In-Place Test-Time Training

arXiv cs.LG / 4/8/2026

📰 NewsSignals & Early TrendsIdeas & Deep AnalysisModels & Research

Key Points

  • The paper argues that the traditional “train then deploy” approach prevents LLMs from dynamically adapting to new information during real-world usage, motivating Test-Time Training (TTT).
  • It introduces “In-Place Test-Time Training” by using the final projection matrix inside MLP blocks as fast, adaptable weights in a way that is designed to be a drop-in enhancement for existing LLM architectures.
  • The authors replace TTT’s generic reconstruction goal with a next-token-prediction-aligned objective tailored to autoregressive language modeling, aiming to fix misalignment issues that hurt practical performance.
  • An efficient chunk-wise update mechanism is proposed to improve computational efficiency and to maintain compatibility with context parallelism for scalability.
  • Experiments show that applying this method can improve a 4B-parameter model on tasks with context lengths up to 128k, and training from scratch also yields consistent gains over related TTT approaches, supporting the framework as a step toward continual learning in LLMs.

Abstract

The static ``train then deploy" paradigm fundamentally limits Large Language Models (LLMs) from dynamically adapting their weights in response to continuous streams of new information inherent in real-world tasks.
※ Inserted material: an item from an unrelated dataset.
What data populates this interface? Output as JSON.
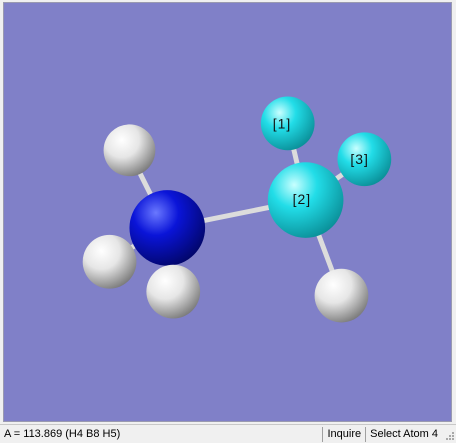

Test-Time Training (TTT) offers a compelling alternative by updating a subset of model parameters (fast weights) at inference time, yet its potential in the current LLM ecosystem is hindered by critical barriers including architectural incompatibility, computational inefficiency and misaligned fast weight objectives for language modeling. In this work, we introduce In-Place Test-Time Training (In-Place TTT), a framework that seamlessly endows LLMs with Test-Time Training ability. In-Place TTT treats the final projection matrix of the ubiquitous MLP blocks as its adaptable fast weights, enabling a ``drop-in" enhancement for LLMs without costly retraining from scratch. Furthermore, we replace TTT's generic reconstruction objective with a tailored, theoretically-grounded objective explicitly aligned with the Next-Token-Prediction task governing autoregressive language modeling. This principled objective, combined with an efficient chunk-wise update mechanism, results in a highly scalable algorithm compatible with context parallelism. Extensive experiments validate our framework's effectiveness: as an in-place enhancement, it enables a 4B-parameter model to achieve superior performance on tasks with contexts up to 128k, and when pretrained from scratch, it consistently outperforms competitive TTT-related approaches. Ablation study results further provide deeper insights on our design choices. Collectively, our results establish In-Place TTT as a promising step towards a paradigm of continual learning in LLMs.